Teacher pay inequality a 'public scandal' and won't be tolerated, union warns
Talks are due to get underway on April 27
THE ASTI warned the Government that pay inequality is now "a public scandal" which cannot and will not be tolerated.
ASTI general secretary Kieran Christie stressed that the union's longstanding battle against varying pay scales within the teaching profession will continue - and has now been boosted by the stance of fellow teacher unions, the INTO and TUI.
"We will not stop until the discriminatory treatment of post 2010 teachers is put to an end," he told the ASTI's 96th annual Cork conference.
"While some progress has been achieved on the issue an unacceptable gap remains."
"Teachers who are five and six years teaching have already lost out significantly in terms of their pay."
"It is a public scandal and we can never let up until it is fully addressed."
The ASTI general secretary said the stance of the INTO and TUI was hugely significant.

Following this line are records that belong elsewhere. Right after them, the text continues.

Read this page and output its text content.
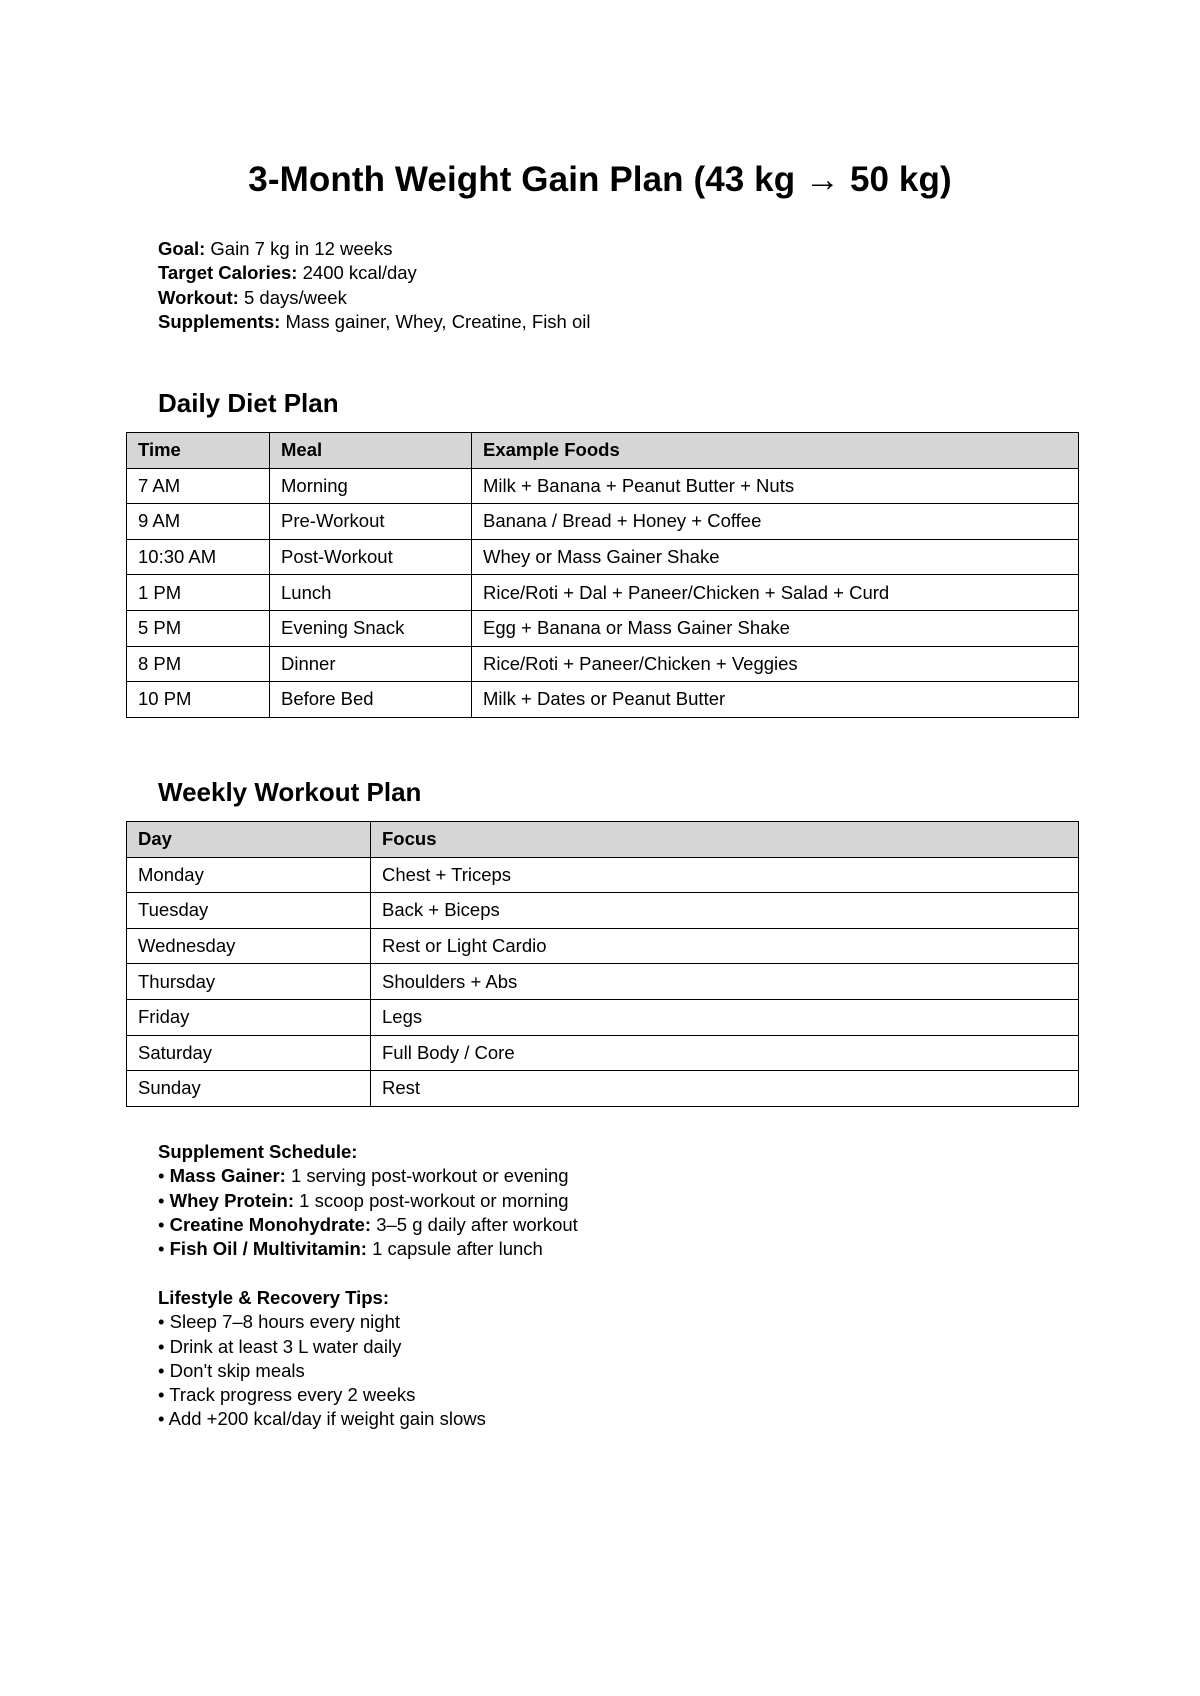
3-Month Weight Gain Plan (43 kg → 50 kg)
Goal: Gain 7 kg in 12 weeks
Target Calories: 2400 kcal/day
Workout: 5 days/week
Supplements: Mass gainer, Whey, Creatine, Fish oil
Daily Diet Plan
Time	Meal	Example Foods
7 AM	Morning	Milk + Banana + Peanut Butter + Nuts
9 AM	Pre-Workout	Banana / Bread + Honey + Coffee
10:30 AM	Post-Workout	Whey or Mass Gainer Shake
1 PM	Lunch	Rice/Roti + Dal + Paneer/Chicken + Salad + Curd
5 PM	Evening Snack	Egg + Banana or Mass Gainer Shake
8 PM	Dinner	Rice/Roti + Paneer/Chicken + Veggies
10 PM	Before Bed	Milk + Dates or Peanut Butter
Weekly Workout Plan
Day	Focus
Monday	Chest + Triceps
Tuesday	Back + Biceps
Wednesday	Rest or Light Cardio
Thursday	Shoulders + Abs
Friday	Legs
Saturday	Full Body / Core
Sunday	Rest
Supplement Schedule:
• Mass Gainer: 1 serving post-workout or evening
• Whey Protein: 1 scoop post-workout or morning
• Creatine Monohydrate: 3–5 g daily after workout
• Fish Oil / Multivitamin: 1 capsule after lunch
Lifestyle & Recovery Tips:
• Sleep 7–8 hours every night
• Drink at least 3 L water daily
• Don't skip meals
• Track progress every 2 weeks
• Add +200 kcal/day if weight gain slows
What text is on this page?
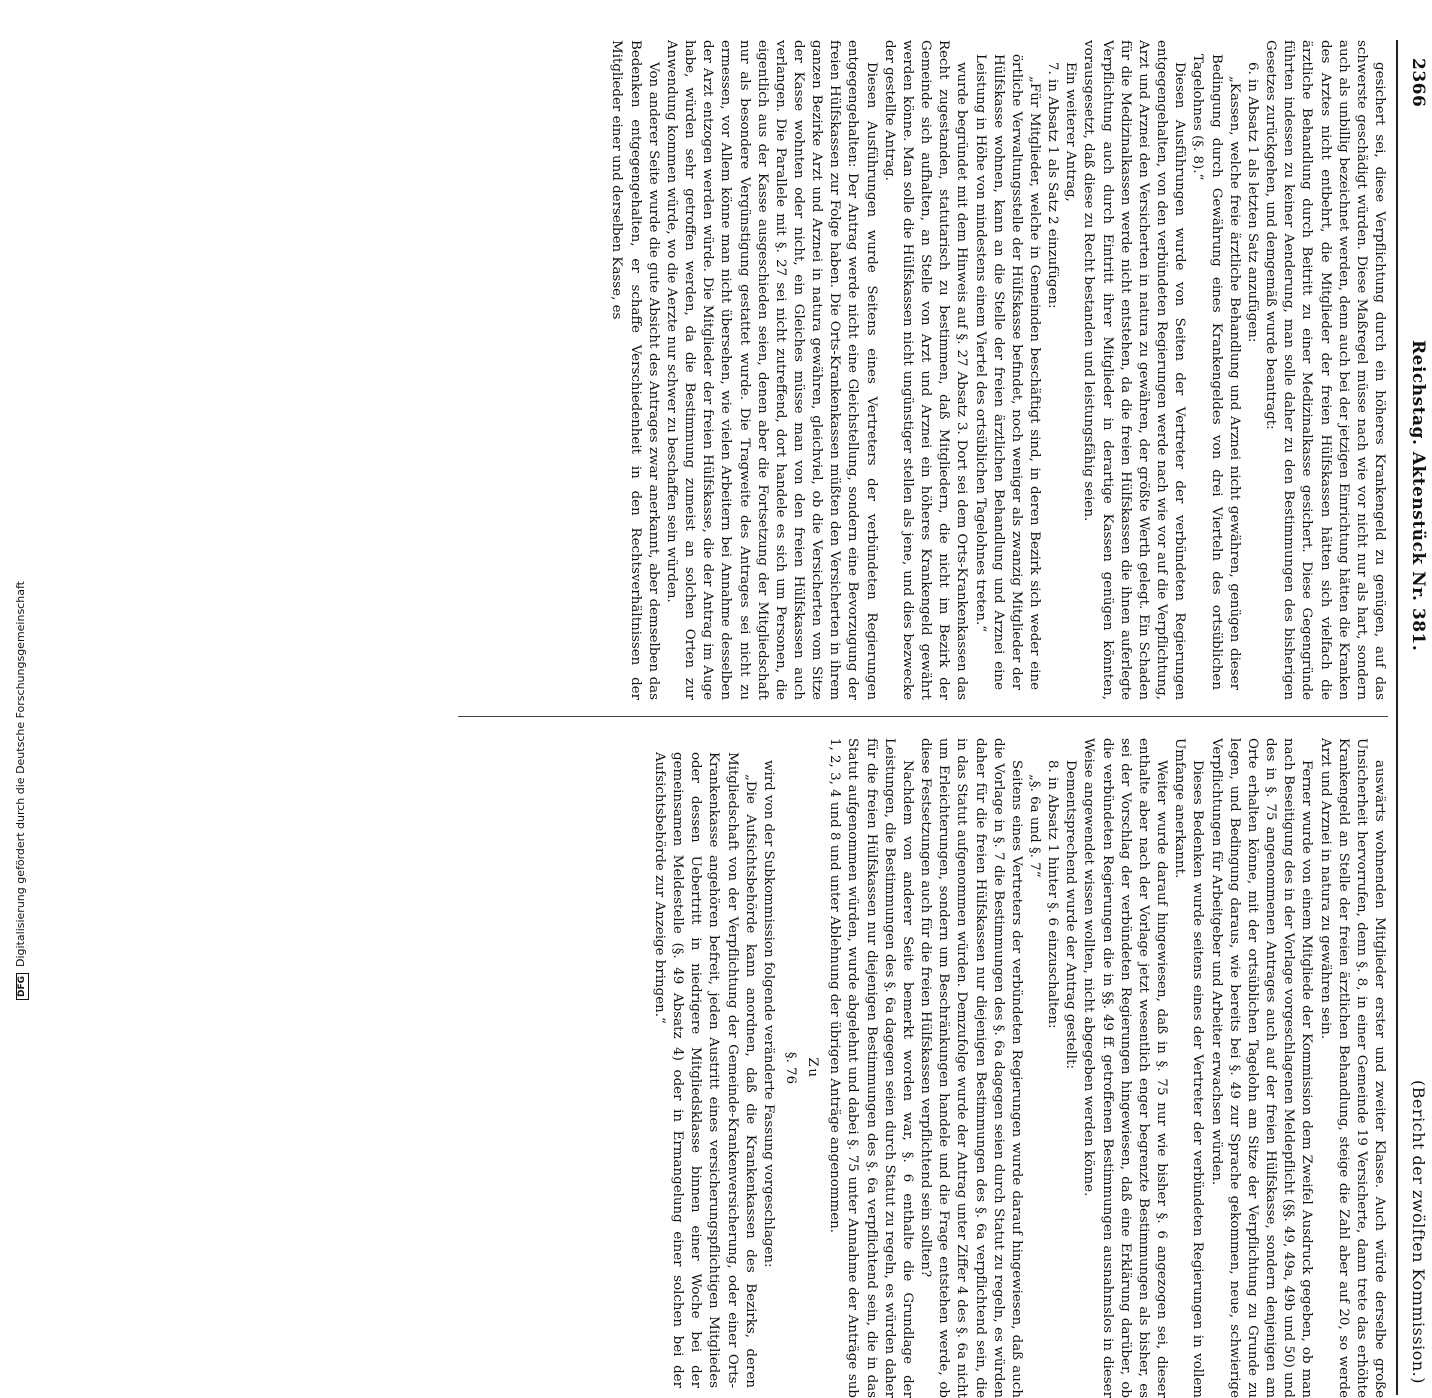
2366
Reichstag. Aktenstück Nr. 381.
(Bericht der zwölften Kommission.)

gesichert sei, diese Verpflichtung durch ein höheres Krankengeld zu genügen, auf das schwerste geschädigt würden. Diese Maßregel müsse nach wie vor nicht nur als hart, sondern auch als unbillig bezeichnet werden, denn auch bei der jetzigen Einrichtung hätten die Kranken des Arztes nicht entbehrt, die Mitglieder der freien Hülfskassen hätten sich vielfach die ärztliche Behandlung durch Beitritt zu einer Medizinalkasse gesichert. Diese Gegengründe führten indessen zu keiner Aenderung, man solle daher zu den Bestimmungen des bisherigen Gesetzes zurückgehen, und demgemäß wurde beantragt:

6. in Absatz 1 als letzten Satz anzufügen:

„Kassen, welche freie ärztliche Behandlung und Arznei nicht gewähren, genügen dieser Bedingung durch Gewährung eines Krankengeldes von drei Vierteln des ortsüblichen Tagelohnes (§. 8).“

Diesen Ausführungen wurde von Seiten der Vertreter der verbündeten Regierungen entgegengehalten, von den verbündeten Regierungen werde nach wie vor auf die Verpflichtung, Arzt und Arznei den Versicherten in natura zu gewähren, der größte Werth gelegt. Ein Schaden für die Medizinalkassen werde nicht entstehen, da die freien Hülfskassen die ihnen auferlegte Verpflichtung auch durch Eintritt ihrer Mitglieder in derartige Kassen genügen könnten, vorausgesetzt, daß diese zu Recht bestanden und leistungsfähig seien.

Ein weiterer Antrag,

7. in Absatz 1 als Satz 2 einzufügen:

„Für Mitglieder, welche in Gemeinden beschäftigt sind, in deren Bezirk sich weder eine örtliche Verwaltungsstelle der Hülfskasse befindet, noch weniger als zwanzig Mitglieder der Hülfskasse wohnen, kann an die Stelle der freien ärztlichen Behandlung und Arznei eine Leistung in Höhe von mindestens einem Viertel des ortsüblichen Tagelohnes treten.“

wurde begründet mit dem Hinweis auf §. 27 Absatz 3. Dort sei dem Orts-Krankenkassen das Recht zugestanden, statutarisch zu bestimmen, daß Mitgliedern, die nicht im Bezirk der Gemeinde sich aufhalten, an Stelle von Arzt und Arznei ein höheres Krankengeld gewährt werden könne. Man solle die Hülfskassen nicht ungünstiger stellen als jene, und dies bezwecke der gestellte Antrag.

Diesen Ausführungen wurde Seitens eines Vertreters der verbündeten Regierungen entgegengehalten: Der Antrag werde nicht eine Gleichstellung, sondern eine Bevorzugung der freien Hülfskassen zur Folge haben. Die Orts-Krankenkassen müßten den Versicherten in ihrem ganzen Bezirke Arzt und Arznei in natura gewähren, gleichviel, ob die Versicherten vom Sitze der Kasse wohnten oder nicht, ein Gleiches müsse man von den freien Hülfskassen auch verlangen. Die Parallele mit §. 27 sei nicht zutreffend, dort handele es sich um Personen, die eigentlich aus der Kasse ausgeschieden seien, denen aber die Fortsetzung der Mitgliedschaft nur als besondere Vergünstigung gestattet wurde. Die Tragweite des Antrages sei nicht zu ermessen, vor Allem könne man nicht übersehen, wie vielen Arbeitern bei Annahme desselben der Arzt entzogen werden würde. Die Mitglieder der freien Hülfskasse, die der Antrag im Auge habe, würden sehr getroffen werden, da die Bestimmung zumeist an solchen Orten zur Anwendung kommen würde, wo die Aerzte nur schwer zu beschaffen sein würden.

Von anderer Seite wurde die gute Absicht des Antrages zwar anerkannt, aber demselben das Bedenken entgegengehalten, er schaffe Verschiedenheit in den Rechtsverhältnissen der Mitglieder einer und derselben Kasse, es

auswärts wohnenden Mitglieder erster und zweiter Klasse. Auch würde derselbe große Unsicherheit hervorrufen, denn §. 8, in einer Gemeinde 19 Versicherte, dann trete das erhöhte Krankengeld an Stelle der freien ärztlichen Behandlung, steige die Zahl aber auf 20, so werde Arzt und Arznei in natura zu gewähren sein.

Ferner wurde von einem Mitgliede der Kommission dem Zweifel Ausdruck gegeben, ob man nach Beseitigung des in der Vorlage vorgeschlagenen Meldepflicht (§§. 49, 49a, 49b und 50) und des in §. 75 angenommenen Antrages auch auf der freien Hülfskasse, sondern denjenigen am Orte erhalten könne, mit der ortsüblichen Tagelohn am Sitze der Verpflichtung zu Grunde zu legen, und Bedingung daraus, wie bereits bei §. 49 zur Sprache gekommen, neue, schwierige Verpflichtungen für Arbeitgeber und Arbeiter erwachsen würden.

Dieses Bedenken wurde seitens eines der Vertreter der verbündeten Regierungen in vollem Umfange anerkannt.

Weiter wurde darauf hingewiesen, daß in §. 75 nur wie bisher §. 6 angezogen sei, dieser enthalte aber nach der Vorlage jetzt wesentlich enger begrenzte Bestimmungen als bisher, es sei der Vorschlag der verbündeten Regierungen hingewiesen, daß eine Erklärung darüber, ob die verbündeten Regierungen die in §§. 49 ff. getroffenen Bestimmungen ausnahmslos in dieser Weise angewendet wissen wollten, nicht abgegeben werden könne.

Dementsprechend wurde der Antrag gestellt:

8. in Absatz 1 hinter §. 6 einzuschalten:

„§. 6a und §. 7“

Seitens eines Vertreters der verbündeten Regierungen wurde darauf hingewiesen, daß auch die Vorlage in §. 7 die Bestimmungen des §. 6a dagegen seien durch Statut zu regeln, es würden daher für die freien Hülfskassen nur diejenigen Bestimmungen des §. 6a verpflichtend sein, die in das Statut aufgenommen würden. Demzufolge wurde der Antrag unter Ziffer 4 des §. 6a nicht um Erleichterungen, sondern um Beschränkungen handele und die Frage entstehen werde, ob diese Festsetzungen auch für die freien Hülfskassen verpflichtend sein sollten?

Nachdem von anderer Seite bemerkt worden war, §. 6 enthalte die Grundlage der Leistungen, die Bestimmungen des §. 6a dagegen seien durch Statut zu regeln, es würden daher für die freien Hülfskassen nur diejenigen Bestimmungen des §. 6a verpflichtend sein, die in das Statut aufgenommen würden, wurde abgelehnt und dabei §. 75 unter Annahme der Anträge sub 1, 2, 3, 4 und 8 und unter Ablehnung der übrigen Anträge angenommen.

Zu

§. 76

wird von der Subkommission folgende veränderte Fassung vorgeschlagen:

„Die Aufsichtsbehörde kann anordnen, daß die Krankenkassen des Bezirks, deren Mitgliedschaft von der Verpflichtung der Gemeinde-Krankenversicherung, oder einer Orts-Krankenkasse angehören befreit, jeden Austritt eines versicherungspflichtigen Mitgliedes oder dessen Uebertritt in niedrigere Mitgliedsklasse binnen einer Woche bei der gemeinsamen Meldestelle (§. 49 Absatz 4) oder in Ermangelung einer solchen bei der Aufsichtsbehörde zur Anzeige bringen.“

DFGDigitalisierung gefördert durch die Deutsche Forschungsgemeinschaft
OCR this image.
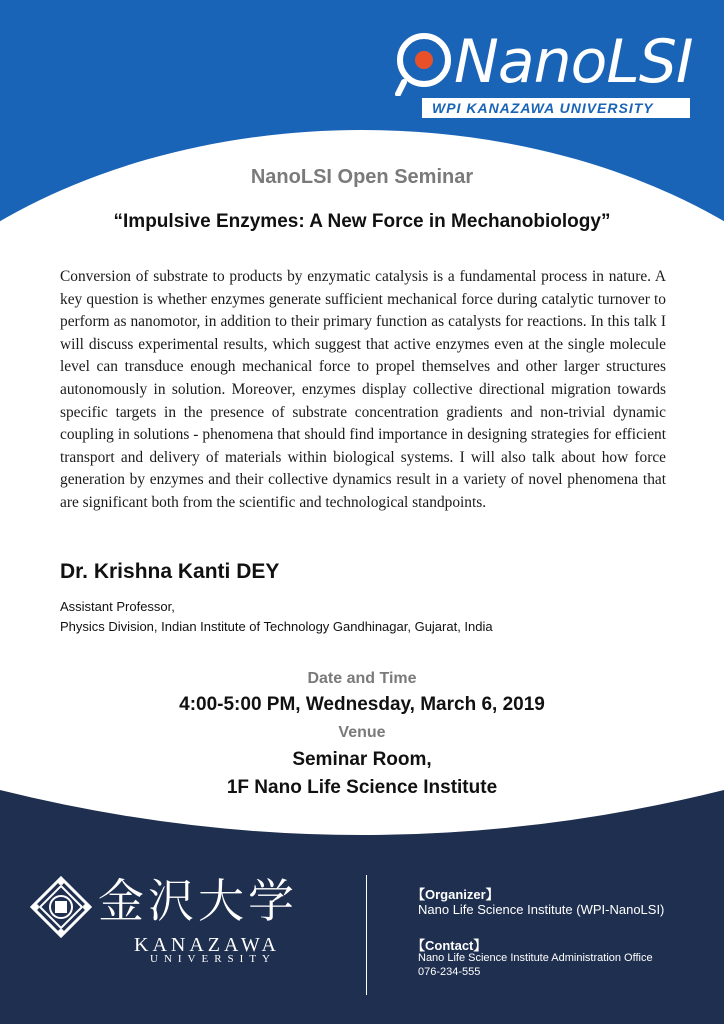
NanoLSI
WPI KANAZAWA UNIVERSITY
NanoLSI Open Seminar
“Impulsive Enzymes: A New Force in Mechanobiology”

Conversion of substrate to products by enzymatic catalysis is a fundamental process in nature. A key question is whether enzymes generate sufficient mechanical force during catalytic turnover to perform as nanomotor, in addition to their primary function as catalysts for reactions. In this talk I will discuss experimental results, which suggest that active enzymes even at the single molecule level can transduce enough mechanical force to propel themselves and other larger structures autonomously in solution. Moreover, enzymes display collective directional migration towards specific targets in the presence of substrate concentration gradients and non-trivial dynamic coupling in solutions - phenomena that should find importance in designing strategies for efficient transport and delivery of materials within biological systems. I will also talk about how force generation by enzymes and their collective dynamics result in a variety of novel phenomena that are significant both from the scientific and technological standpoints.

Dr. Krishna Kanti DEY
Assistant Professor,
Physics Division, Indian Institute of Technology Gandhinagar, Gujarat, India
Date and Time
4:00-5:00 PM, Wednesday, March 6, 2019
Venue
Seminar Room,
1F Nano Life Science Institute
金沢大学
KANAZAWA
UNIVERSITY
【Organizer】
Nano Life Science Institute (WPI-NanoLSI)
【Contact】
Nano Life Science Institute Administration Office
076-234-555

"It was pleasing that the INTO and TUI rejected the (Public Service Stability Agreement) for largely the same reason."
"This provided a springboard by which we have since been able to vigorously pursue equal pay for equal work along with our sister unions."
Mr Christie said the impact of the pay inequality and allowance cuts has been "unconscionable".
"It may be that it will take a course of industrial action by all three teacher unions to have this out, once and for all."
"I believe we won't have to wait much longer to find out - yesterday (ASTI delegates) built on the work that has been going on all year, making it clear that if no resolution emerges industrial action will follow."
"And follow it must."
Education Minister Richard Bruton confirmed that talks about talking pay inequality will commence on April 27.
However, the ASTI, TUI and INTO have warned that they require significant progress on a pathway to pay restoration to be agreed by early May.
Failing that, it is expected that 800,000 Irish primary and secondary school students will face strike action by 70,000 teachers over pay from September.
Education Minister Richard Bruton faced another pay protest when he attended his third and final teachers’ conference today.
The minister was briefly heckled with shouts of “equal pay now” from the back of the hall after an address to delegates at the Teachers’ Union of Ireland (TUI).
Earlier, during his speech, a number of delegates held aloft equal pay placards, and, in her response to Mr Bruton, TUI president Joanne Irwin read out a list of names of union members on lowers scales, who stood up to identify themselves
She said teachers were resolute on the matter of achieving equal pay, bringing all delegates to their feet to endorse her comments in loud and sustained applause.
Mr Bruton, who is now facing the prospect of teacher strikes in the autumn if equal pay is not conceded, did not go beyond what he told other conferences, that teachers had a “justifiable demand”.
He said there was a “clear commitment in Government to make progress and hope discussions will be fruitful” but he did not indicate what he meant by “fruitful”.